Encerrando as falas do evento, o antropólogo e professor da UnB, Gersem Baniwa, trouxe apontamentos como membro de um povo indígena, o povo Baniwa, que vive na terra indígena Alto Rio Negro, no Amazonas.
Para Baniwa, os indígenas são assassinados por serem indígenas, e essa violência ocorre por dois grandes motivos. O primeiro é a continuidade da visão racista da humanidade com relação a esses povos. “Essa visão duvida e questiona a própria natureza humana dos povos indígenas. É como se fossem humanos ‘de menos’, humanos inferiores. Isso é percebido desde a chegada dos primeiros portugueses no Brasil, mas também em todos os europeus pelas Américas. Logo se buscou inferiorizar essas sociedades porque isso abria uma justificativa, um caminho, um mandato para toda a escravização, dominação e violência aos indígenas, o que, para mim, muda pouco no comparativo com os tempos atuais.”

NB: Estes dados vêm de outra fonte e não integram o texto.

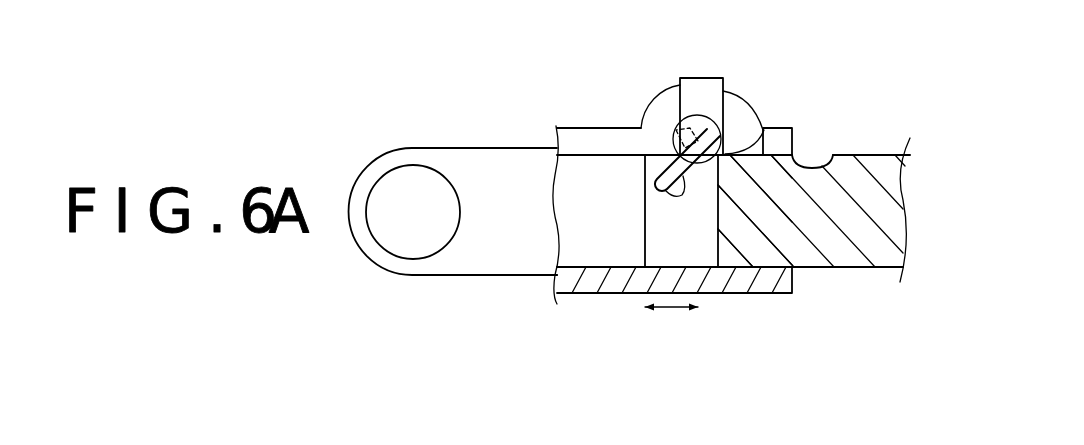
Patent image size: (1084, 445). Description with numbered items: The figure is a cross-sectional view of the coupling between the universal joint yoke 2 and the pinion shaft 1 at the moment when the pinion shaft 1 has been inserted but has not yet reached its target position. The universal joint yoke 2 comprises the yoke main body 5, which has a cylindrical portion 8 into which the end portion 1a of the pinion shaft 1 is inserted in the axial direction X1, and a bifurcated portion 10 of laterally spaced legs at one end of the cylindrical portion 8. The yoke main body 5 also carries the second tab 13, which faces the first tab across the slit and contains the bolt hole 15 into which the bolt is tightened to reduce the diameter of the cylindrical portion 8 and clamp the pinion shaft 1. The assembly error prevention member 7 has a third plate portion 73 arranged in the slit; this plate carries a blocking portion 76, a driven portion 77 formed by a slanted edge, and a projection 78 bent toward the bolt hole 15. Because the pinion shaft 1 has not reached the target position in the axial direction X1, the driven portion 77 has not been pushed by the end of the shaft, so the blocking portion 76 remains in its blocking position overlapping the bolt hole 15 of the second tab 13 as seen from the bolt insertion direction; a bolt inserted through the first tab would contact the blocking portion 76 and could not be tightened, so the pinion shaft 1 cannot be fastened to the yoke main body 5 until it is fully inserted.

The pinion shaft 1 is at (872, 152).
The end portion of the pinion shaft 1a is at (752, 250).
The universal joint yoke 2 is at (585, 77).
The yoke main body 5 is at (451, 146).
The assembly error prevention member 7 is at (703, 77).
The cylindrical portion 8 is at (617, 295).
The bifurcated portion 10 is at (480, 267).
The second tab 13 is at (741, 116).
The bolt hole 15 is at (763, 130).
The third plate portion 73 is at (693, 86).
The blocking portion 76 is at (660, 103).
The driven portion 77 is at (651, 195).
The projection 78 is at (673, 127).
The axial direction X1 is at (673, 309).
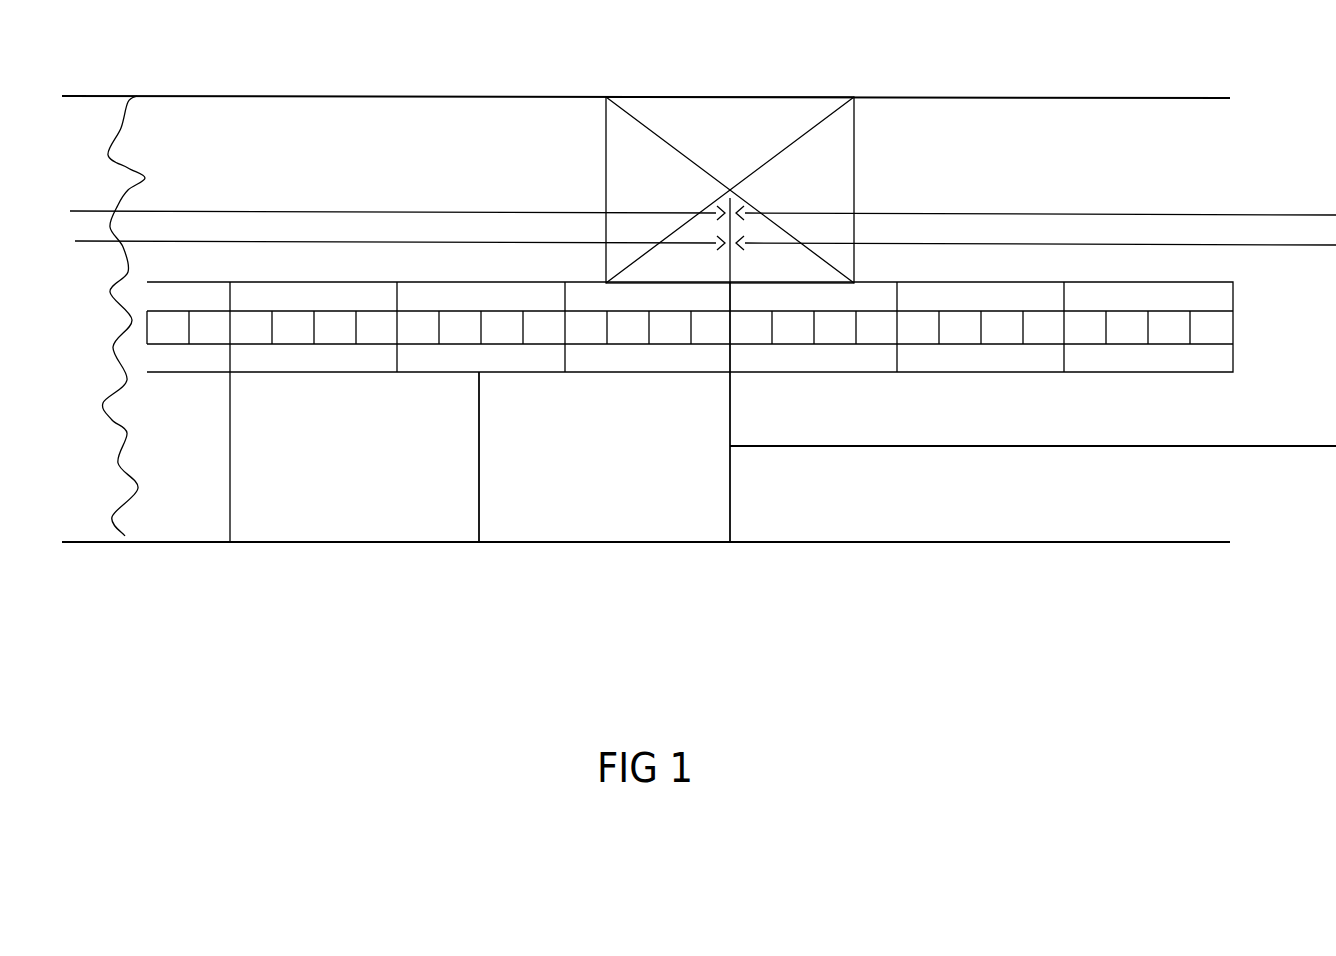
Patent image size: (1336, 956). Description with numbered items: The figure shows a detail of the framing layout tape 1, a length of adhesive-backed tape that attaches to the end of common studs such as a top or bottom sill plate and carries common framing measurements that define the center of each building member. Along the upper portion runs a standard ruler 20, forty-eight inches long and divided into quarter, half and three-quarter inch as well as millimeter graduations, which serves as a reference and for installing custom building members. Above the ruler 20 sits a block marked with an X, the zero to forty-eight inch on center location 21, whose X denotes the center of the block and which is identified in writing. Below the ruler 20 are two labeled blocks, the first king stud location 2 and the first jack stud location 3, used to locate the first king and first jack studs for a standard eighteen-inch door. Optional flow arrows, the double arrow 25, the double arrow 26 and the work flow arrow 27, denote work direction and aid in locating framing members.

The framing layout tape 1 is at (456, 97).
The first king stud location 2 is at (345, 543).
The first jack stud location 3 is at (563, 543).
The standard ruler 20 is at (937, 346).
The zero to forty-eight inch on center location 21 is at (732, 97).
The double arrow for twelve inch on center location 25 is at (936, 245).
The double arrow for sixteen inch on center location 26 is at (1068, 215).
The work flow arrow 27 is at (1097, 452).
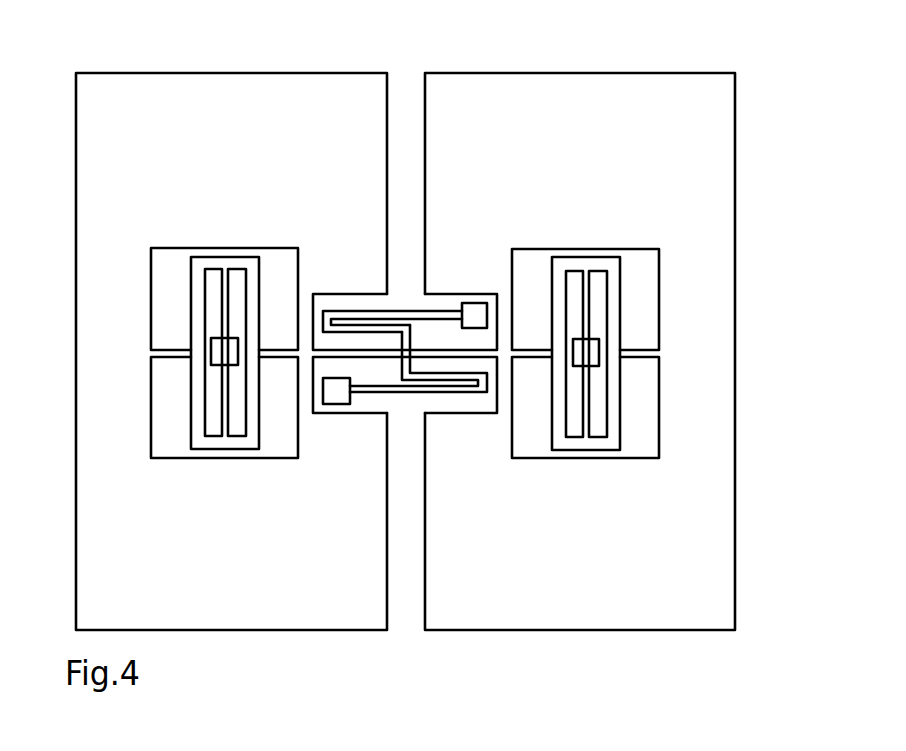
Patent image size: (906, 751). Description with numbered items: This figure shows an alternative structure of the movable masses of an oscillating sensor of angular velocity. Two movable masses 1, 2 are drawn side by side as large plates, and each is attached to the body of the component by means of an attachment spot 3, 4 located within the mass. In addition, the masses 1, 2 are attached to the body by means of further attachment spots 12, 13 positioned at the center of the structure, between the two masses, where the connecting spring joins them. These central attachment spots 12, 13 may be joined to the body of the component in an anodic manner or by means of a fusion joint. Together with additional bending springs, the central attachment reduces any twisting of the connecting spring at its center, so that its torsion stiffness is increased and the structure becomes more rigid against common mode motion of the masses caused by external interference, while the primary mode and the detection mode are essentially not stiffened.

The mass 1 is at (303, 78).
The mass 2 is at (736, 188).
The attachment spot 3 is at (223, 348).
The attachment spot 4 is at (592, 352).
The attachment spot 12 is at (333, 390).
The attachment spot 13 is at (474, 316).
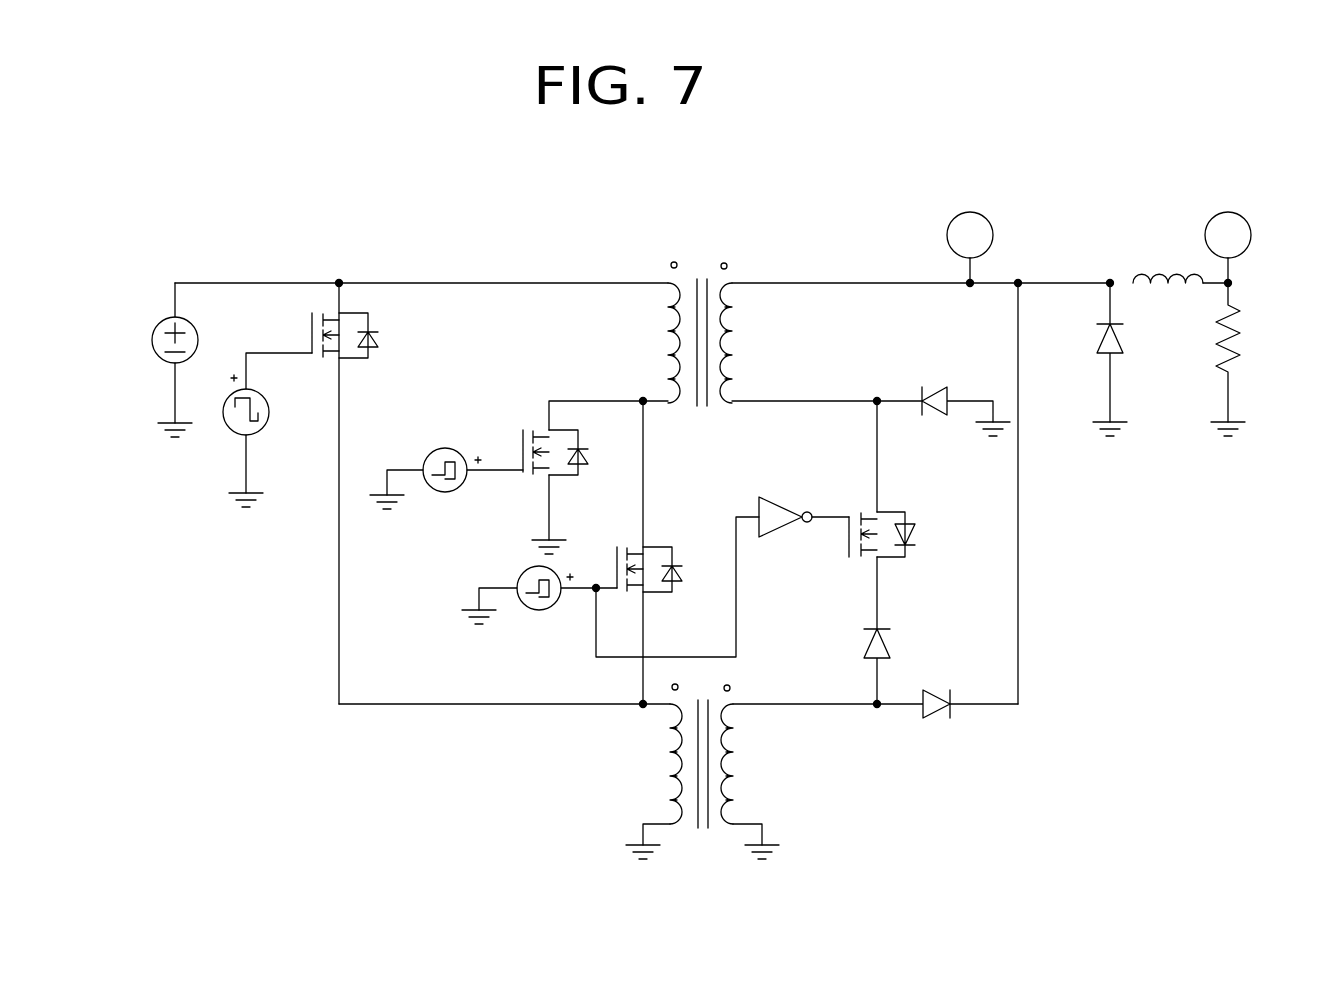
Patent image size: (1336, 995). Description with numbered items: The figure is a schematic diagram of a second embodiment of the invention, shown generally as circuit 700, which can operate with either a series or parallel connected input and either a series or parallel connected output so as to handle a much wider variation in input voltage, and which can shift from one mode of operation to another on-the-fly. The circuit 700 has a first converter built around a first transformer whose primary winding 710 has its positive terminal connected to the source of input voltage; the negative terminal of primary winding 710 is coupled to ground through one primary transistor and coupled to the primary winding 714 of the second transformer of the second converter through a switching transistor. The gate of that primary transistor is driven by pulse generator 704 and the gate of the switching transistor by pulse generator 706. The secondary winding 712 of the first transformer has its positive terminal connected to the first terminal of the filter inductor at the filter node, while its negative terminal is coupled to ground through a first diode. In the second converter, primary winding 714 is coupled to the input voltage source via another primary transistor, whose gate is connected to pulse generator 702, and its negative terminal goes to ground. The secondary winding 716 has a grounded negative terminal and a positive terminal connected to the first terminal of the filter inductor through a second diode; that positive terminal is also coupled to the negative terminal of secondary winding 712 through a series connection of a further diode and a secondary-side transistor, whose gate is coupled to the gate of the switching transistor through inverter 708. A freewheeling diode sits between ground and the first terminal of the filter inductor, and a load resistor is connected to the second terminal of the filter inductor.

Já o segundo ponto é o projeto econômico dominante no mundo, o capitalismo. “É um modo de vida que está baseado em uma determinada visão econômica que tem uma visão de sociedade totalmente anticósmica. É anti-planeta, e também anti-natureza, porque a natureza é um produto, é simplesmente um valor econômico e material que deve ser explorado sem limites. E sendo anticósmica e anti-natureza, o capitalismo acaba sendo anti-indígenas”, conclui.
A mesa “Independência Inconclusa – O genocídio indígena no Brasil” está disponível no canal do YouTube da SBPC.